Fistula Surgery Success in Kenya
There is hope for the more than two million women worldwide who are affected by obstetric fistula, the medical condition in which a hole tears between the vagina and either the rectum or the bladder as the result of a prolonged and difficult childbirth. A string of successful fistula correction surgeries in Kenya proves that treatment is becoming more accessible to women in developing countries who suffer from what is widely known as “the most devastating of all childbirth injuries.”
Dr. Hillary Mabeya of the Gynocare Fistula Centre recently completed – with success – his 1,000th fistula correction surgery at the surgical hospital located in Eldoret, Kenya. Gynocare, which serves a region accessible to approximately 10 million people, performs all surgeries pro bono, allowing its patients to worry about nothing more than their own recovery.

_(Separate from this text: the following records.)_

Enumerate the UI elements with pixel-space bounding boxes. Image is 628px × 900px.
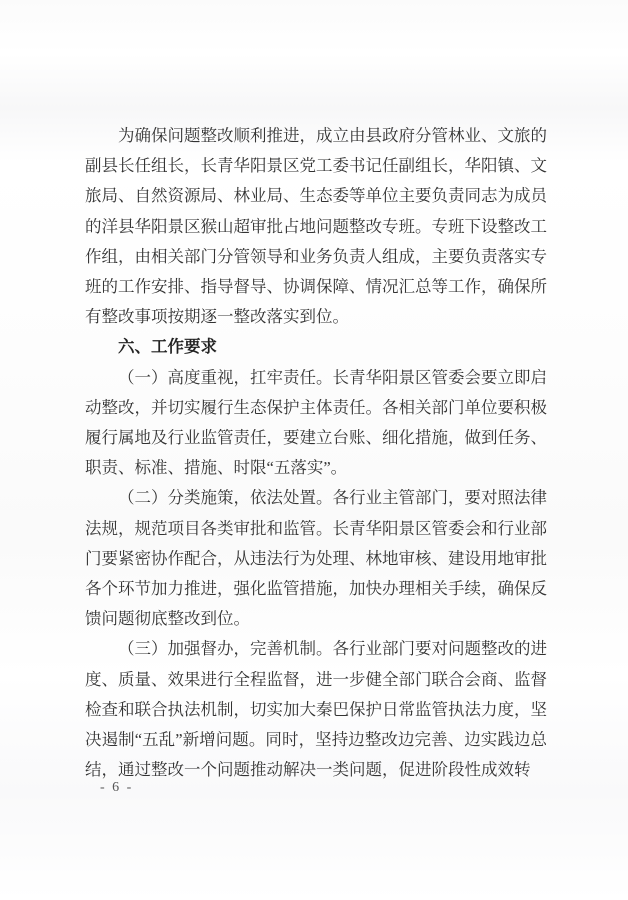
paragraph-item-two: （二）分类施策，依法处置。各行业主管部门，要对照法律法规，规范项目各类审批和监管… [85,483,547,634]
paragraph-item-three: （三）加强督办，完善机制。各行业部门要对问题整改的进度、质量、效果进行全程监督，… [85,634,547,785]
paragraph-work-group: 为确保问题整改顺利推进，成立由县政府分管林业、文旅的副县长任组长，长青华阳景区党… [85,121,547,332]
page-number: - 6 - [100,778,133,798]
document-body: 为确保问题整改顺利推进，成立由县政府分管林业、文旅的副县长任组长，长青华阳景区党… [85,121,547,785]
document-page: 为确保问题整改顺利推进，成立由县政府分管林业、文旅的副县长任组长，长青华阳景区党… [0,0,628,900]
section-heading-work-requirements: 六、工作要求 [85,332,547,362]
paragraph-item-one: （一）高度重视，扛牢责任。长青华阳景区管委会要立即启动整改，并切实履行生态保护主… [85,363,547,484]
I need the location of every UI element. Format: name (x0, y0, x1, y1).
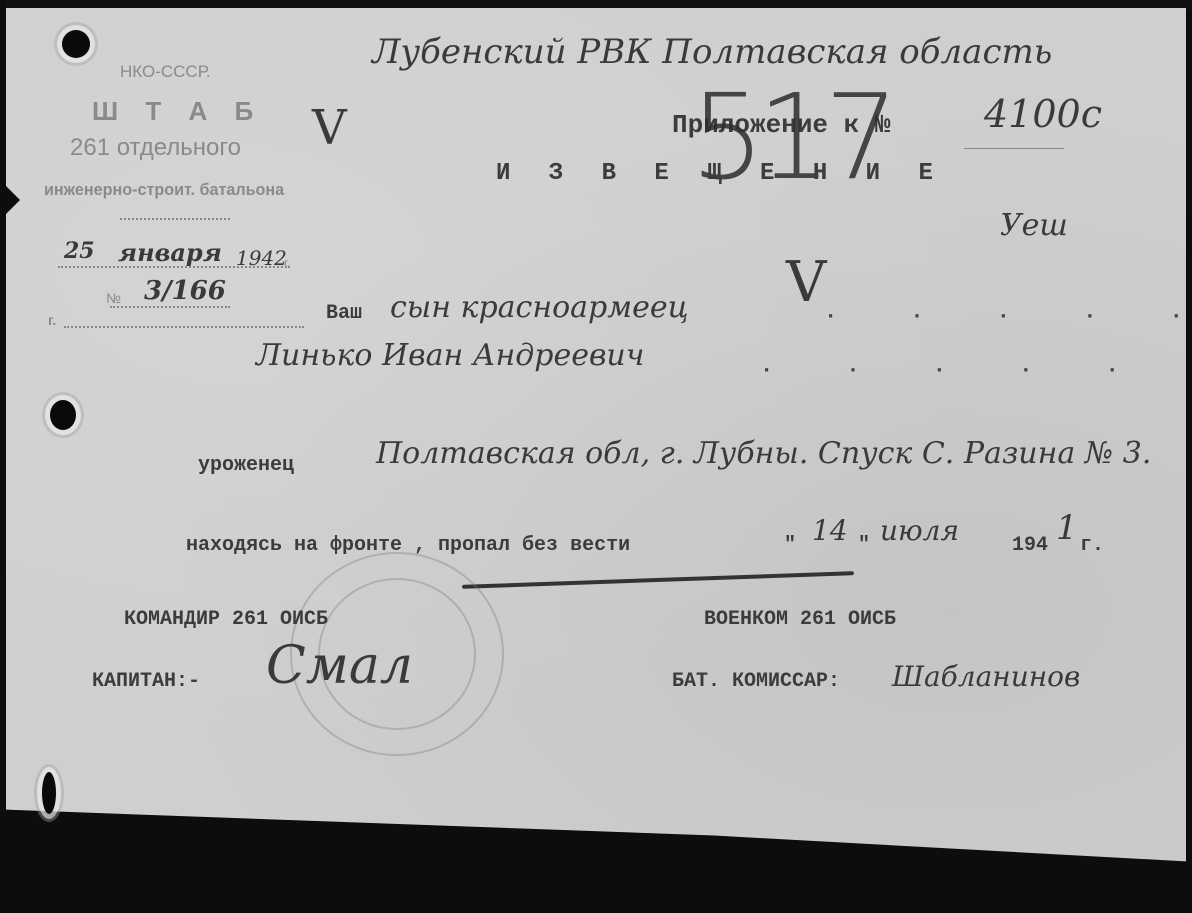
soldier-name: Линько Иван Андреевич (256, 338, 644, 373)
outgoing-number-prefix: № (106, 290, 121, 306)
number-line (110, 306, 230, 308)
commissar-title: ВОЕНКОМ 261 ОИСБ (704, 608, 896, 631)
stamp-line-battalion: инженерно-строит. батальона (44, 180, 284, 200)
commander-signature: Смал (266, 636, 413, 696)
missing-year-prefix: 194 (1012, 534, 1048, 557)
stamp-underline (120, 218, 230, 220)
punch-hole-icon (62, 30, 90, 58)
place-prefix: г. (48, 312, 56, 328)
paper-notch (6, 186, 20, 214)
attachment-number: 4100с (984, 92, 1102, 136)
place-line (64, 326, 304, 328)
date-line (58, 266, 290, 268)
corner-note: Уеш (1000, 208, 1068, 243)
punch-hole-icon (50, 400, 76, 430)
commissar-signature: Шабланинов (892, 660, 1080, 693)
birthplace-label: уроженец (198, 454, 294, 477)
stamp-line-nko: НКО-СССР. (120, 62, 211, 82)
stamp-line-unit: 261 отдельного (70, 134, 241, 162)
stamp-line-shtab: Ш Т А Б (92, 96, 263, 127)
check-mark-icon: V (312, 100, 347, 156)
punch-hole-icon (42, 772, 56, 814)
check-mark-icon: V (786, 250, 826, 315)
birthplace-value: Полтавская обл, г. Лубны. Спуск С. Разин… (376, 436, 1151, 471)
issue-day: 25 (64, 238, 95, 264)
commissar-rank: БАТ. КОМИССАР: (672, 670, 840, 693)
outgoing-number: 3/166 (144, 276, 226, 306)
missing-year-suffix: г. (1080, 534, 1104, 557)
dotted-fill: · · · · · · (824, 304, 1192, 329)
relation-and-rank: сын красноармеец (390, 290, 689, 325)
missing-year-digit: 1 (1056, 508, 1078, 548)
attachment-underline (964, 148, 1064, 149)
scan-border-left (0, 0, 6, 913)
document-title: И З В Е Щ Е Н И Е (496, 160, 945, 187)
header-handwritten: Лубенский РВК Полтавская область (372, 32, 1052, 72)
dotted-fill: · · · · · (760, 358, 1149, 383)
commander-title: КОМАНДИР 261 ОИСБ (124, 608, 328, 631)
issue-month: января (118, 238, 222, 267)
missing-day: 14 (812, 514, 848, 547)
quote-open: " (784, 534, 796, 557)
quote-close: " (858, 534, 870, 557)
missing-month: июля (880, 514, 959, 547)
commander-rank: КАПИТАН:- (92, 670, 200, 693)
addressee-prefix: Ваш (326, 302, 362, 325)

In developing countries, surgical centers of this type are necessary to treat fistula, which often throws women even further into poverty as they become socially withdrawn because of constant bowel or bladder leakage. Although it is estimated that there are 100,000 new cases of obstetric fistula every year, the international treatment capability still hovers around just 6,500 cases annually.
Yet giving women access to this surgery is not the only challenge fistula presents: many women, especially those who reside in rural areas, do not even know that their condition can be corrected via surgical means. It is crucial to let childbearing women in low-income countries know that there are options should complications arise in their deliveries. They do not have to live with the indignity of obstetric fistula.
Considering that fistula correction surgeries have the potential to transform so many lives, it is disappointing that H.R. 2888, the Obstetric Fistula Prevention, Treatment, Hope and Dignity Act of 2013, which was assigned a Congressional committee nearly a year ago, was never introduced to the entire Senate or the House of Representatives. Foreign aid could be especially helpful in establishing surgical hospitals like Gynocare in other developing nations, many of which lack fistula treatment centers, as well as promoting fistula education.
Until more foreign aid is designated for this purpose, humanitarian organizations should look to the 1,000 women who have been freed from fistula in Kenya as inspiration for the future.